Fulda. “Nachdem 2010 die Selbstverpflichtungserklärung von Landwirten im Landkreis Fulda abläuft, auf den Anbau von gentechnisch veränderten Organismen (GVO) zu verzichten, muss jetzt eine neue Initiative gestartet werden,” erklärt Helmut Schönberger, Fraktionsvorsitzender der Kreistagsfraktion von Bündnis 90/Die Grünen. Hierzu werden die Grünen in der nächsten Kreistagssitzung einen entsprechender Antrag für den Zeitraum 2011 bis 2013 einbringen: Der Kreistag soll die Bemühungen unterstützen und die Voraussetzungen schaffen, den Landkreis Fulda zur „Gentechnikfreien Anbauregion“ zu deklarieren.
Dass dieses Jahr die umstrittene Genkartoffel Amflora europaweit zugelassen wurde, unterstreiche nur einmal mehr die Notwendigkeit, sich vor Ort gegen die Einführung von GVO zu organisieren. Die Einführung widerspreche außerdem dem EU-Recht selbst: Amflora trage ein Gen in sich, das Organismen gegen die Antibiotika Kanamycin und Neomycin resistent mache. Diese Antibiotika werden laut Weltgesundheitsorganisation (WHO) unter anderem zur Bekämpfung von Tuberkulose eingesetzt. Laut EU-Freisetzungs-Richtlinie dürften Gentech – Pflanzen mit Resistenz – Genen gegen Antibiotika, die therapeutisch relevant sind, weder vermarktet noch freigesetzt werden. Luxemburg, Österreich und Ungarn klagten übrigens gegen die Freisetzung der Kartoffel vor dem Europäischen Gerichtshof.

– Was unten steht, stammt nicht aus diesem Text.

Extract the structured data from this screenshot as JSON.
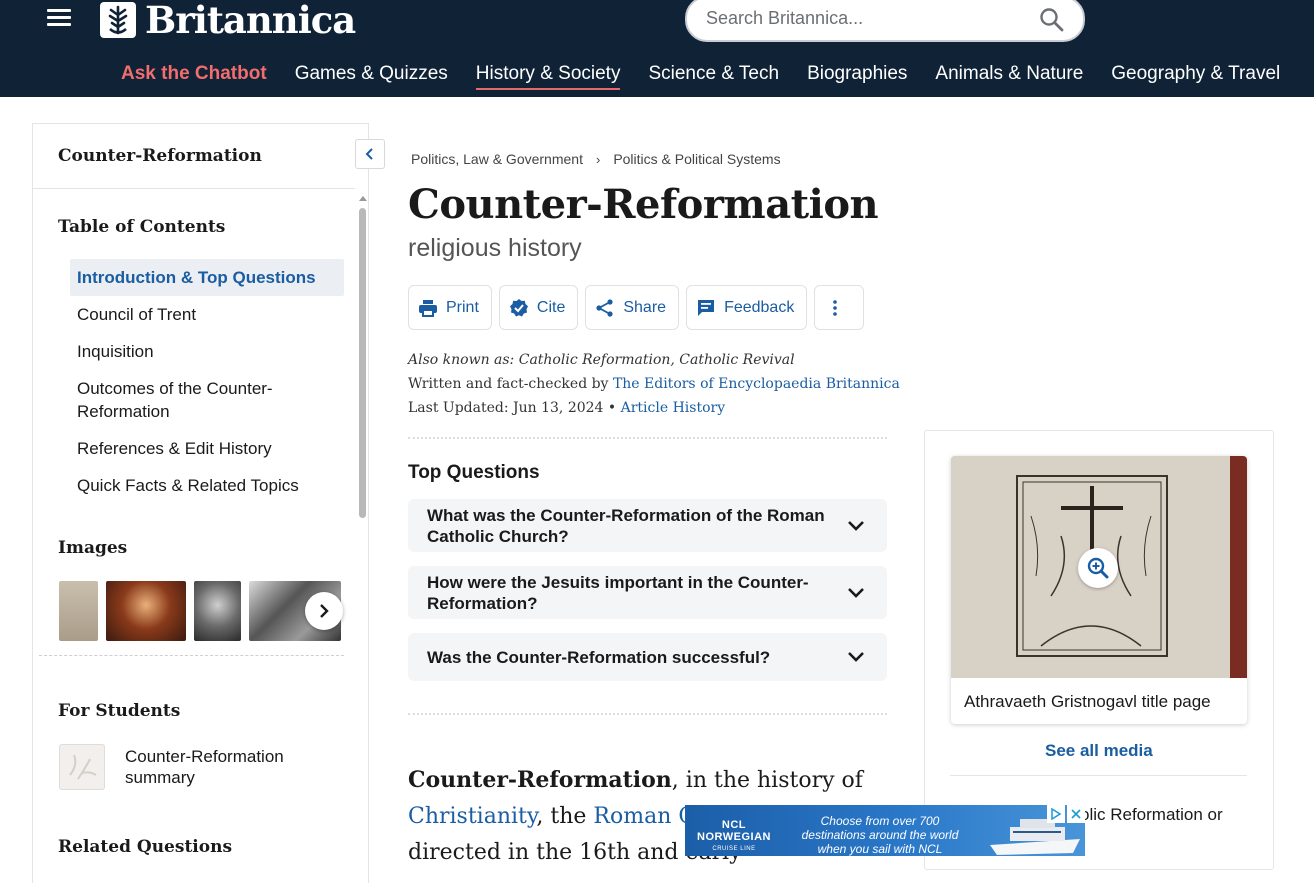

„Im September sind in Schweden durch „menschliches Versagen“, d.h. schlichtes Vertauschen der Pflanztöpfe, die nicht zugelassene Gen-Kartoffel Amadea mit Amflora verwechselt und von einer BASF-Tochter ins Freiland ausgebracht worden. Dieser Vorfall hätte auch mit noch „gefährlicherem Material“ passieren können und zeigt, dass Gentechnik einfach nicht beherrschbar sind“, warnt der Grüne. Weitere schwerwiegende Argumente gegen den Anbau von Amflora sind, dass beim Anbau eine Verunreinigung der Lebens- und Futtermittelkette stattfinde, für die es keine Zulassung gebe. Eine striktere Trennung von Gentech-Stärke und Speisekartoffeln sei nicht möglich. Amflora für industrielle Zwecke sei nichts Innovatives, sondern ein alter Hut aus der Gentech – Mottenkiste. Inzwischen gebe es schon längst gentechnikfreie Kartoffel-Alternativen. “Wir sind über den Einsatz von Gentechnik in der Landwirtschaft sehr besorgt und müssen uns deshalb vor Ort gegen eine Entwicklung wehren, die langfristig zum Ruin unserer bäuerlichen Landwirtschaft führen wird,” fordert Helmut Schönberger die regionalen Akteure auf: “Global denken – lokal handeln!”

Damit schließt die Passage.